Captain Percy Brocklebank As He
Appeared In Lieutenant's Uniform
When Leaving Cornwall In 1915

Captain Percy Brocklebank As He Appeared In Lieutenant's Uniform When Leaving Cornwall In 1915 pERHAPS one of the most notable of the many brilliant war records held by local veterans is that of Captain Percy Brocklebank, of Cornwall. From the time Captain Brocklebank enlisted, a short time after the beginning of the Great War, until he was invalided home, his life was chock full of action.
       Captain Brocklebank was born in 1882 on the banks of the River Mersey, at Bromborough, Cheshire, England. After a ten-year course in school education, he entered a law office in Cheshire, where he studied law for five years. He spent some time in engineering works and shipbuilding yards in England, and came to Canada in the fall of 1910, with the late Captain Walter Hawthorn, R.N., who lost his life on the 1st of May, 1915, in an encounter with the enemy while in command of a minesweeping fleet.

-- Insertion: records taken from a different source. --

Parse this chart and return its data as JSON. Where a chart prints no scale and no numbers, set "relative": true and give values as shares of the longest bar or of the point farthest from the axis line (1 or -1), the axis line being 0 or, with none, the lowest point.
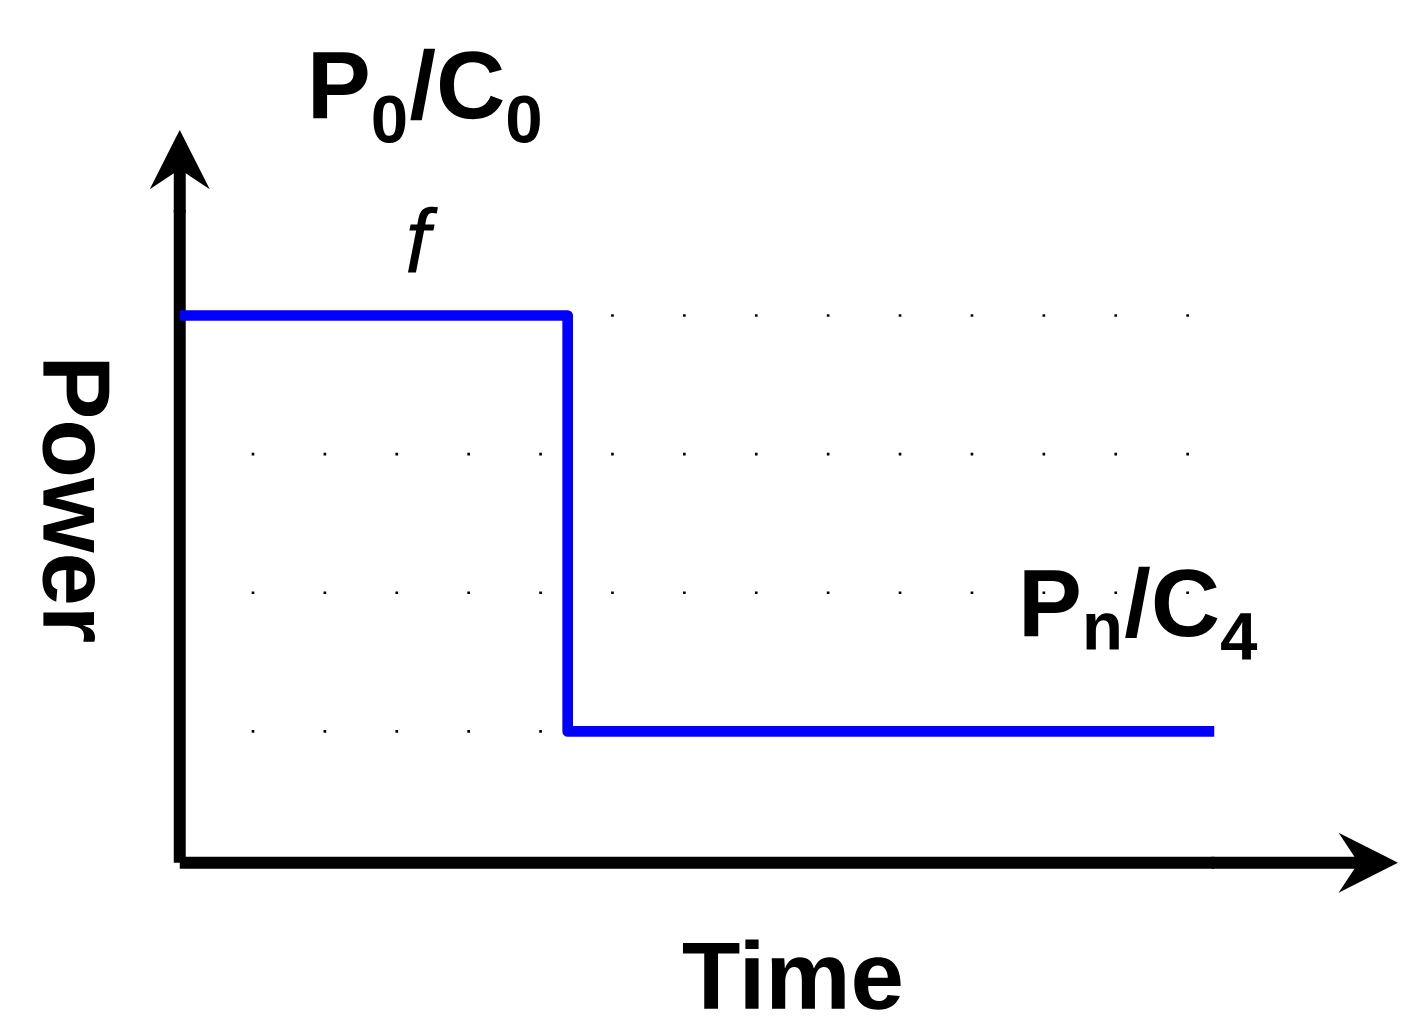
{
  "chart_data": {
    "type": "step",
    "relative": true,
    "xlabel": "Time",
    "ylabel": "Power",
    "categories": [
      null,
      null,
      null,
      null,
      null,
      null,
      null,
      null,
      null
    ],
    "series": [
      {
        "color": "#0000ff",
        "values": [
          1,
          1,
          1,
          0.24,
          0.24,
          0.24,
          0.24,
          0.24,
          0.24
        ]
      }
    ],
    "grid": "y",
    "annotations": [
      "P$_{0}$/C$_{0}$",
      "*f*",
      "P$_{n}$/C$_{4}$"
    ]
  }
}
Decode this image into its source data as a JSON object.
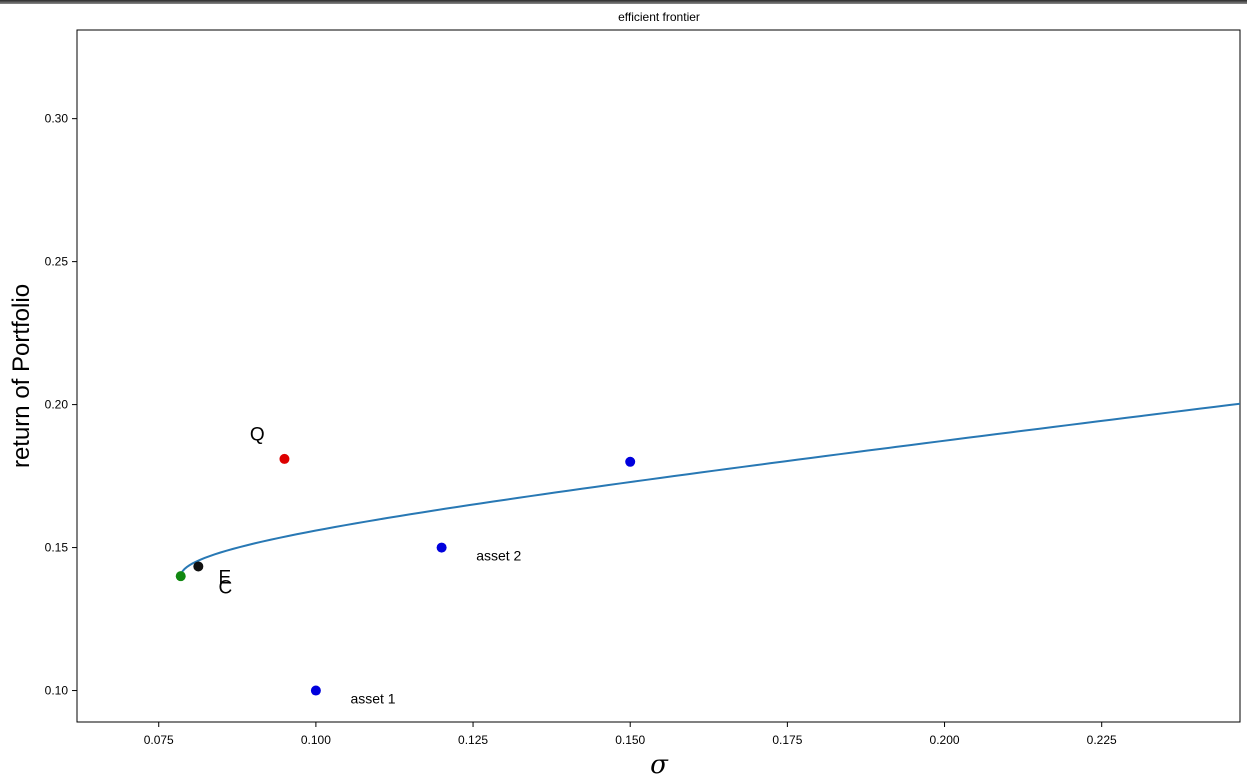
{
  "chart_data": {
    "type": "line",
    "title": "efficient frontier",
    "xlabel": "σ",
    "ylabel": "return of Portfolio",
    "xlim": [
      0.062,
      0.247
    ],
    "ylim": [
      0.089,
      0.331
    ],
    "grid": false,
    "x_ticks": [
      0.075,
      0.1,
      0.125,
      0.15,
      0.175,
      0.2,
      0.225
    ],
    "x_tick_labels": [
      "0.075",
      "0.100",
      "0.125",
      "0.150",
      "0.175",
      "0.200",
      "0.225"
    ],
    "y_ticks": [
      0.1,
      0.15,
      0.2,
      0.25,
      0.3
    ],
    "y_tick_labels": [
      "0.10",
      "0.15",
      "0.20",
      "0.25",
      "0.30"
    ],
    "frontier": {
      "color": "#2878b4",
      "min_variance": {
        "x": 0.0785,
        "y": 0.14
      },
      "curvature": 0.2575,
      "y_max": 0.331
    },
    "points": [
      {
        "name": "asset 1",
        "x": 0.1,
        "y": 0.1,
        "color": "#0000dd"
      },
      {
        "name": "asset 2",
        "x": 0.12,
        "y": 0.15,
        "color": "#0000dd"
      },
      {
        "name": "",
        "x": 0.15,
        "y": 0.18,
        "color": "#0000dd"
      },
      {
        "name": "Q",
        "x": 0.095,
        "y": 0.181,
        "color": "#dd0000"
      },
      {
        "name": "E",
        "x": 0.0813,
        "y": 0.1434,
        "color": "#111111"
      },
      {
        "name": "C",
        "x": 0.0785,
        "y": 0.14,
        "color": "#118811"
      }
    ],
    "annotations": [
      {
        "text": "asset 1",
        "x": 0.1055,
        "y": 0.0955,
        "size": 14
      },
      {
        "text": "asset 2",
        "x": 0.1255,
        "y": 0.1455,
        "size": 14
      },
      {
        "text": "Q",
        "x": 0.0895,
        "y": 0.1875,
        "size": 19
      },
      {
        "text": "E",
        "x": 0.0845,
        "y": 0.1375,
        "size": 19
      },
      {
        "text": "C",
        "x": 0.0845,
        "y": 0.134,
        "size": 19
      }
    ]
  }
}
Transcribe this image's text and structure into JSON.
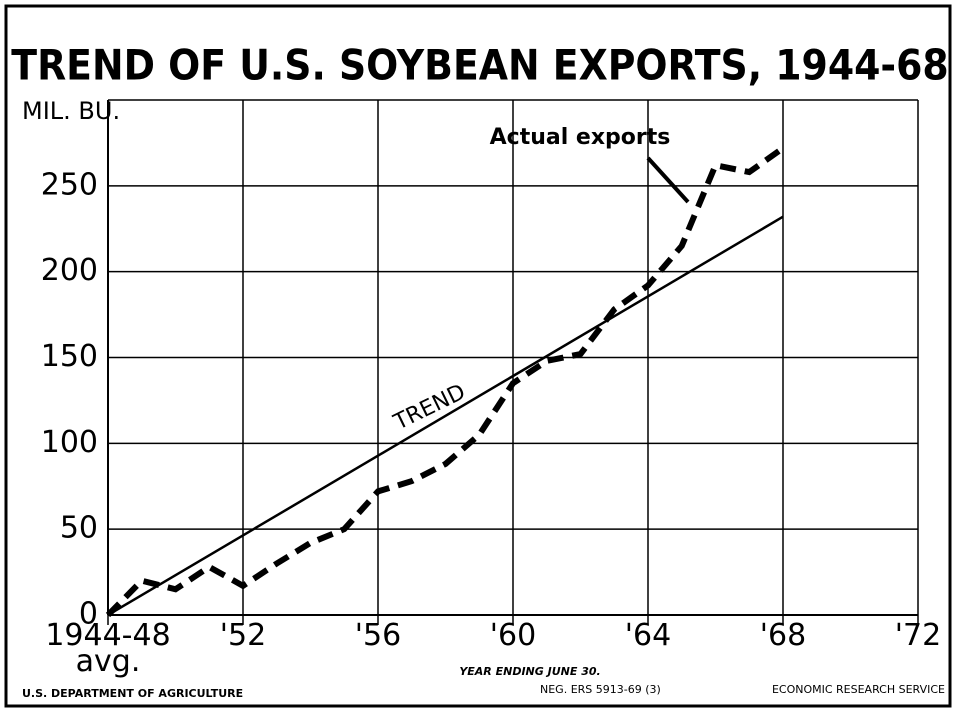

       After twelve months spent in the store of the late Captain Hawthorn in Cornwall, he joined the staff of the Lally Lacrosse Factory, and was with this concern until he enlisted for overseas in September, 1915, with the 59th Battalion of the Canadian Expeditionary Force, being in command of a platoon. Captain Brocklebank — then Lieutenant Brocklebank — left for overseas the latter part of March, 1916, and transferred to the 21st Battalion at the Ypres salient in France in June of the same year, where he was in command of N-9 Platoon of C Company. After a few months of trench life in the Ypres salient, he was moved to the Somme, where he engaged in the capture of the Sugar Refinery at Courcelette, after which he was given temporary command of " B " Company. Early in October of 1916 he was promoted to the rank of Captain, with command of " D " Company, with which he took part in the celebrated snowstorm raid on the German trenches at Colonne, in January of 1917. Captain Brocklebank was given charge of the operations for the capture of Vimy Railway Station in April, 1917, and during this engagement he was severely wounded. He spent some time in various hospitals in Boulogne, London, Folkstone and Ramsgate, after which he returned to Canada in September of 1917 as Assistant Adjutant of the Troopship "Megantic". After a few months' sick leave he was transferred to the Officers' Reserve in February, 1918.
       Captain Brocklebank resumed his former connection with the Lally Lacrosse Company until December of 1918, when he took over the whole of the plant, buying modern machinery and turning the establishment into a sash, door and box factory. This business consists of the manufacture of all kinds of sashes, doors, mouldings and all the mill-work requirements of the building trade. A complete supply of roofing felts, beaver boards, glass and all building supplies are carried. Captain Brocklebank deserves and is receiving a large share of the patronage of local and out-of-town customers.